Engin Paşa’ya, “Abdullah Öcalan’ın getirilmesinde en büyük çabalardan birisinin siz olduğu söylenir. Teröristbaşı Nasıl getirildi?” diye sorduğumda, cevabı şöyle oldu:
“Onu söylemem. Onlar kırmızı çizgilerim. Nasıl geldi, nasıl gitti ne oldu ne bitti onlar benim kırmızı çizgim.”
"Terör sorunu Türkiye’nin içinde değil ki"
Engin Alan Paşa’ya, bu açıklamalarıyla Devlet Beyin çağrısında bir olumsuzluk olmadığını vurguladığını hatırlattım. Alan, şunları söyledi:
“Terörsüz Türkiye’deki bütün insanlar birbirleriyle kucaklaşacak. Evlere şehitler gelmeyecek. Çünkü bu böyle devam edemez. Ama ben söylüyorum bak bir daha söylüyorum, artık Türkiye’nin içinde değil ki sorun. Terör örgütü PKK bana göre içerde bitmiştir. Mesele dışarıda. Kandil’de ve Suriye’de. Aslında Kandil’de de iflas etmiş durumda. Ama DEM’in işi başka bir numara. Bunlar süreci İmralı’daki teröristbaşı ile beraber başka bir tarafa doğru götürmeye çalışıyorlar. Ben bu sabah senin yazını okudum tüylerim ürperdi. Durum vahim. 2015 bu çözüm süreci kardeşim. Durum bu. Bana göre yapılması gereken, teröristlerin silahlarıyla teslim olmasıdır. Teslim olup olmamak onların bileceği iş. Ben yurtiçinden çok Suriye’den kaygılıyım. Açık söyleyeyim Suriye’den endişem var. Kandil belki Suriye’deki gibi olmaz gibi geliyor bana.”
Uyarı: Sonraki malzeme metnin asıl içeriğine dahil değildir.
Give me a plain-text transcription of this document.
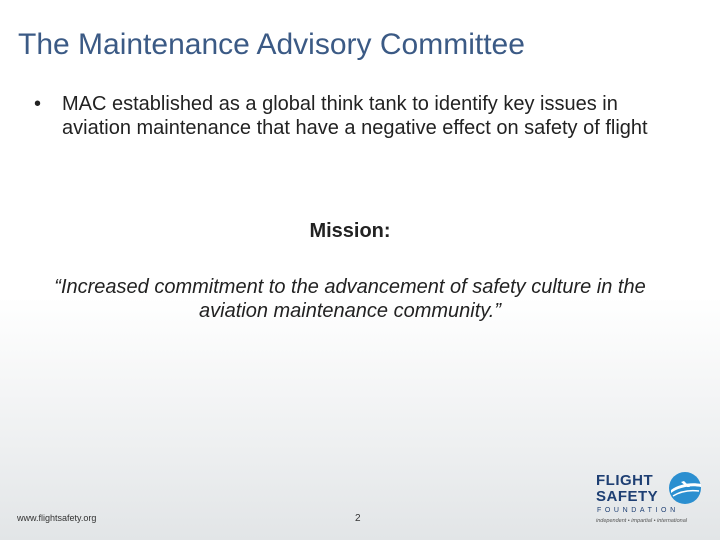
The Maintenance Advisory Committee
• MAC established as a global think tank to identify key issues in aviation maintenance that have a negative effect on safety of flight
Mission:
“Increased commitment to the advancement of safety culture in the aviation maintenance community.”
www.flightsafety.org	2
FLIGHT
SAFETY
FOUNDATION
independent • impartial • international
"Yaşadıklarımız dizinin fragmanı"
“Suriye’ye barış geldi” denilirken, Engin Paşa’nın da en büyük kaygısı Suriye. “Suriye’de ne olur?” dediğimde şu açıklamayı yaptı:
“Suriye’de her şey olur. Bu yaşadıklarımız fragman. Kaç sezon süreceği belli olmayan bir dizinin başındayız. Bundan sonra Suriye’de kaç sezon süreceği belli olmayan bir dizi başlıyor. Şu anda Türkiye’nin odak noktası Suriye. Suriye’deki gelişmeler önemli bizim için. Eğer her şey Türkiye’nin planladığı gibi devam ederse, Colani falan diyorsunuz ya Ahmed eş-Şara. Bir defa oradaki Türkmenler çok önemli, onların varlığı çok önemli. Onları da rahata kavuşturacak bir çözüm önemli Suriye’de.
SURİYE BÖLÜNMEMELİ
Suriye’nin üniter yapısının mutlaka koruması lazım. Bölünmemesi lazım. İşte kuzey doğuda bilmem Kürt özerk bölgesi şu-bu gibi işlerin hiç olmaması gerekir. Üniter yapısı korunmuş, birliği- bütünlüğü tamamlanmış bir Suriye bizim için önemli. Ha, sistem ne olur? O konuda endişelerim var. Çünkü Colani ve ekibinin durumu belli. Yani parlamenter demokrat bir cumhuriyet olur mu olmaz mı işte orada soru işaretlerim var.”
Efsane Komutan Engin Alan
Türk Silahlı Kuvvetleri’nin ve Özel Kuvvetler Komutanlığı’nın önde gelen isimlerinden Engin Alan, uzun ve başarılı bir askeri kariyere sahip. İstanbul’da 1945’te doğan Alan, Kara Harp Okulu’ndan mezun olduktan sonra askeri kariyerine adım attı.
Alan’ın kariyerindeki önemli dönüm noktalarından biri, 1974 Kıbrıs Harekâtı’na katılmasıydı. 1992’de tuğgeneral rütbesine terfi etti. 1999 yılında PKK terör örgütü elebaşı Abdullah Öcalan ve 2. adam Şemdin Sakık’ın yakalanmasında Türk Özel Kuvvetler Komutanlığı ayağını yönetti. Bu başarı, korgeneral rütbesine terfi etmesine yol açtı.
2010 yılında TSK’ya kumpas davalarından Balyoz Darbe Planı davası kapsamında tutuklanan Alan, 2011’de MHP’den milletvekili seçildi. 2012’de ise 28 Şubat süreci nedeniyle tekrar tutuklandı. Balyoz davasında 18 yıl cezaya çarptırılan Alan, AYM kararıyla tahliye edildi.